Not just about labor, although I have enough mom friends to be more than a little freaked out about labor and all the postpartum goodness that goes on. I’m full of so many other fears. So in an effort to alleviate some of those fears, or at least ease my mind a bit, I’m going to spell them all out here. Fully recognizing how irrational many of them are.
• I have 8 weeks of pregnancy left, give or take. It took only about two hours for my entire world to fall apart when we found out about Cate, so 8 weeks is an eternity on that timeline, and I’m terrified that something will happen to Olivia during that eternity. My biggest fear, for whatever reason, is her getting tangled in her cord.
• I’m scared of being pregnant forever. Not literally, obviously, but longer than traditional “full term.” Not because I’m uncomfortable or TOBP (an acronym my doctor used: Tired of Being Pregnant). But because the longer I’m pregnant, the longer I’m literally carrying the weight of my dead child. Not only is there this mental weight that I’m carrying, but there’s a physical one, too, and it feels like it’s impossible to move through the grief while I’m still carrying that weight.
• I’m scared of not being pregnant long enough. I know right now that Olivia would be in relatively good shape no matter when she comes, and really my fear isn’t about pre-term labor. It’s about saying goodbye to Cate’s physical form. I’m terrified of the moment Peter and I have to say that we’re ready to say goodbye and that they can take her from us.

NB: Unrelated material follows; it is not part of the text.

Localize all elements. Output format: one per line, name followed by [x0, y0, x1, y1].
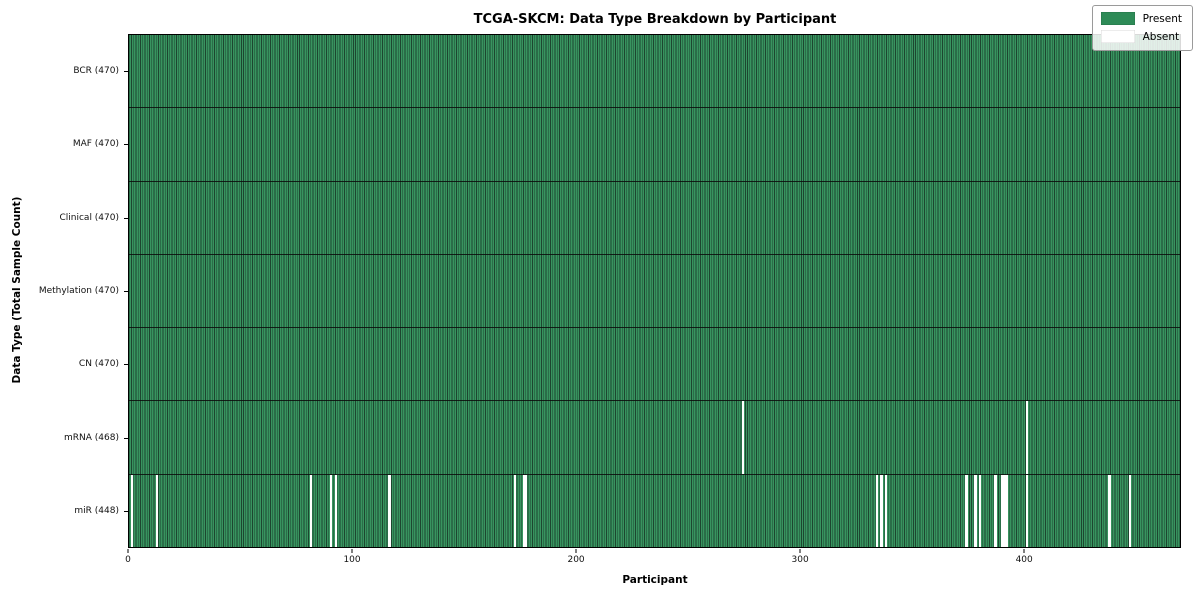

• Before we even get there, though, I’m really afraid of the what-ifs regarding Cate’s delivery in particular. Olivia’s will go as normally as a routine delivery can go. But Cate? No one can give me an answer. We don’t know how she’ll come out, no one can give us an answer on what she’ll look like. Will we even be able to hold her? Get her little hand and footprints? Will she even have hands or feet? What about her sweet face? I need something to remember her by, and while I’m sure every doctor we’ve talked to is sympathetic toward our wishes, they just can’t say for certain that we’ll get that. And it’s devastating.
• The fear of holding my baby girl is overwhelming sometimes. Which makes me feel terrible. But I have no idea how I’m going to feel, how she’s going to look, how I’m going to react to her. So many feels, and I’m so scared that I’m just going to fall apart right when my girls need me the most.
• Going home? With only one baby, when we were planning for two for so long? How am I going to handle this? I still walk into the nursery sometimes and think about how there should be TWO cribs in there, TWO names on the wall, TWO sets of clothes. And now we’ll have to take ONE baby out to the car in ONE carrier and put her into ONE crib that night.
• I’m afraid this is always going to hurt. And not in the time will make it less painful way, but in the full-on, can’t catch my breath, heart breaking because Peter just asked me “why us,” feel like I’m going to fall apart way. Because I don’t know why us, and I never will. And not knowing makes it that much harder to move through this and get to the other side of the gut-wrenching pain and into the dull ache because my heart is missing a piece.
• What if that hurt turns into full-blown PPD? I’m already at increased risk because of my general depression and anxiety. Losing part of a pregnancy only increases that risk. I’ve already requested that Peter and my mother be on close watch, as well as my therapist, but I’m so scared for myself, for Olivia, for my marriage, for everything.
• I’m terrified that people will forget Cate. Olivia is going to bring such joy to our family, and I know we’ll all be so focused on her and on loving her. But what about Cate? She needs love, too, even though she won’t be here on earth with us. I’m scared that, as time goes on, people will forget she ever existed, and I can’t stomach that. I need to remember her, I need everyone to remember her, because she was real and was here and will always be a part of our family.
I have so much anxiety going into these last two months that it’s almost stifling at times. I feel like I can’t catch my breath, and when I do catch it and I feel normal for half a second, I feel guilty for feeling normal when none of this is normal. Peter and I met with a hospital nurse in charge of “special deliveries” earlier this week, and every time I looked over at my husband, I thought to myself, “We’re just babies ourselves; we shouldn’t be discussing burying our baby.”
To those of you who have dealt with me during these times, thank you. Thank you for the distractions, thank you for the loving messages, thank you for talking about our girls and remembering that Peter and I are the parents of two beautiful little babies. Thank you for reassuring me. Thank you for letting me talk, vent, cry, talk about morbid things like funeral arrangements with you. You are all such wonderful people, and I know our girls can feel your love all around them.